O Brasil apresentou-se bastante conservador neste encontro, dando a iniciativa de jogo à Argentina. A equipa de Dunga viu-se obrigada a recorrer inúmeras vezes à falta para travar a dinâmica do ataque argentino, que criou boas oportunidades para marcar mas que não teve pontaria para o fazer. Durante este período, Di María e Agüero estiveram em evidência, bem como Roberto Pereyra. O médio da Juve mostrou que tem qualidade para a selecção e que pode ser o médio de transição que tem faltado a esta equipa. Já depois da meia hora, e contra a corrente do jogo, o Brasil marcou na primeira vez que entrou na área argentina. Diego Tardelli, aproveitando um desentendimento entre Zabaleta e Fede Fernández, bateu Romero e fez o 1-0. O golo deu confiança à canarinha, que conseguiu finalmente soltar-se e ter ascendente sobre o adversário. Neymar, na sequência de uma grande jogada de entendimento com Willian (o melhor do Brasil na primeira parte) e Tardelli, teve uma grande arrancada e desperdiçou isolado a possibilidade de aumentar a vantagem. Ainda antes do intervalo, o árbitro decidiu entrar no jogo e assinalou penalty num corte limpo de Danilo sobre Di María. Messi, na conversão, permitiu a defesa de Jefferson, que evitou que a má decisão do árbitro tivesse influência no resultado.

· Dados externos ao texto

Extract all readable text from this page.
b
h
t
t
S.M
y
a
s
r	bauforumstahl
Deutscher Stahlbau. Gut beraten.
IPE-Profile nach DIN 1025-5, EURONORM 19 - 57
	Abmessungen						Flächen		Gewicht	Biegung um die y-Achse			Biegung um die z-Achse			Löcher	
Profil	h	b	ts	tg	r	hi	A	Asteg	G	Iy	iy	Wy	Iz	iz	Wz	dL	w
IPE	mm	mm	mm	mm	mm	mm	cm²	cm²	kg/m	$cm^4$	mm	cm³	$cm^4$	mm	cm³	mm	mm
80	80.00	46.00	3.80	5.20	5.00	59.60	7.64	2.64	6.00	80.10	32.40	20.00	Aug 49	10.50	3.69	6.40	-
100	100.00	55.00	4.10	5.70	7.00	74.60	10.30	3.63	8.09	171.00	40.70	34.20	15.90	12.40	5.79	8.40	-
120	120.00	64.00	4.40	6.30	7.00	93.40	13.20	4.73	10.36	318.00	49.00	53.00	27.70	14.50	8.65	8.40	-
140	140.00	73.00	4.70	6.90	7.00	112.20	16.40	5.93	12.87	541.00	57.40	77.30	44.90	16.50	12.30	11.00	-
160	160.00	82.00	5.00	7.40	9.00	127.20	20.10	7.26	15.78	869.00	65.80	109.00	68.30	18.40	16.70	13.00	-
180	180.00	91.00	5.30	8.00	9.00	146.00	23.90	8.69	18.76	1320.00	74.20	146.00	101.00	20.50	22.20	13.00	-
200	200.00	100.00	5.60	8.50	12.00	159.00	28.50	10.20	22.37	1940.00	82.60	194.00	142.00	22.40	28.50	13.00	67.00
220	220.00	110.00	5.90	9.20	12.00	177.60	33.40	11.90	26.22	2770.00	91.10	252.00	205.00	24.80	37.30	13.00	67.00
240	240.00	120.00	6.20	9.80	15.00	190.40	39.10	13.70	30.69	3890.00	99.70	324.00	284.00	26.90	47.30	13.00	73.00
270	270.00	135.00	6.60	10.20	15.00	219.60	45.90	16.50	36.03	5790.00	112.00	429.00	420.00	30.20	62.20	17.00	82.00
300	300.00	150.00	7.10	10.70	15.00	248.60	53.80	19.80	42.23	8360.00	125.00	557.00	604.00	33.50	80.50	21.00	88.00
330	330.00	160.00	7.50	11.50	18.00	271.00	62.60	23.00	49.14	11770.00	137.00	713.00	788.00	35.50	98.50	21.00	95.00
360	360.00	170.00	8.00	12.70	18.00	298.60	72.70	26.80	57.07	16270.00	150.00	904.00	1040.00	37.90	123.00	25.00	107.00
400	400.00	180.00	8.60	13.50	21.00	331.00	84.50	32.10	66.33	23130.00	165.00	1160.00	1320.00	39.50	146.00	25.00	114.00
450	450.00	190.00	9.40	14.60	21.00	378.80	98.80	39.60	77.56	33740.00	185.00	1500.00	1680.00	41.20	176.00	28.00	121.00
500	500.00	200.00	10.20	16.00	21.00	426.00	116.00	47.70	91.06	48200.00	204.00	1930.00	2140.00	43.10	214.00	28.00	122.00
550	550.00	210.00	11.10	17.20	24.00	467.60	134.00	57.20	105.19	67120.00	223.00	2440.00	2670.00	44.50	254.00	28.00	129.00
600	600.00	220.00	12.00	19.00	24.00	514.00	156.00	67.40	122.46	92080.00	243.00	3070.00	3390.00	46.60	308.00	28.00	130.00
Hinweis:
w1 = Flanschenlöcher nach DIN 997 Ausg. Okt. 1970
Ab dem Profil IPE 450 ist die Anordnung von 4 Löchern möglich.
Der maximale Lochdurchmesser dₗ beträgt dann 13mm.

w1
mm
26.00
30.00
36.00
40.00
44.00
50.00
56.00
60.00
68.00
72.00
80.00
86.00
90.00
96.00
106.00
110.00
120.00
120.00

Desta vez, nem de penalty Messi conseguiu facturar Fonte: globoesporte.globo.com
Na segunda parte o encontro foi mais dividido. A Argentina, a perder, tentou ir em busca do empate, mas nunca conseguiu mostrar a mesma qualidade que exibiu durante os primeiros 30 minutos (Gaitán não saiu do banco e as entradas de Pastore e Higuain não surtiram efeito). Com a equipa mais partida, consequência do facto de Roberto Pereyra (substituído por Enzo aos 76’) ter baixado de rendimento, a alviceleste surgiu em “modo Mundial” e viveu mais das iniciativas individuais dos seus craques. O Brasil manteve a consistência defensiva e, tendo mais espaço para jogar, foi a equipa mais perigosa em campo, com Neymar (em grande na segunda parte) e Willian a explorarem as fragilidades da defesa argentina. O 2-0 surgiu na sequência de um canto, com Tardelli a aparecer à boca da baliza a encostar. A partir daqui, o encontro perdeu qualidade e os jogadores envolveram-se em várias picardias. A Argentina só criou perigo através de livres de Messi, ao contrário do Brasil, que teve boas ocasiões para marcar novamente. Apesar de ter tido a felicidade do seu lado, com um golo “oferecido” e um penalty desperdiçado pelo adversário, a equipa de Dunga acabou por justificar o triunfo no Superclássico.
A Figura
Diego Tardelli – Não deve perder a titularidade nos próximos tempos. Para além dos dois golos que marcou, nos quais mostrou excelente sentido de oportunidade, o avançado provou que a sua mobilidade e qualidade técnica se encaixam bastante bem no ataque brasileiro (é totalmente diferente ter Tardelli ou um jogador mais estático, como Fred).
O Fora-de-Jogo
Demichelis e Federico Fernández – A zona central da defesa continua a ser o principal problema da equipa argentina. Por motivos diferentes, Demichelis e Federico Fernández não têm qualidade suficiente para jogar nos vice-campeões mundiais. Voltaram a demonstrar as suas limitações, tanto a nível individual como como dupla. A falta que fez Garay.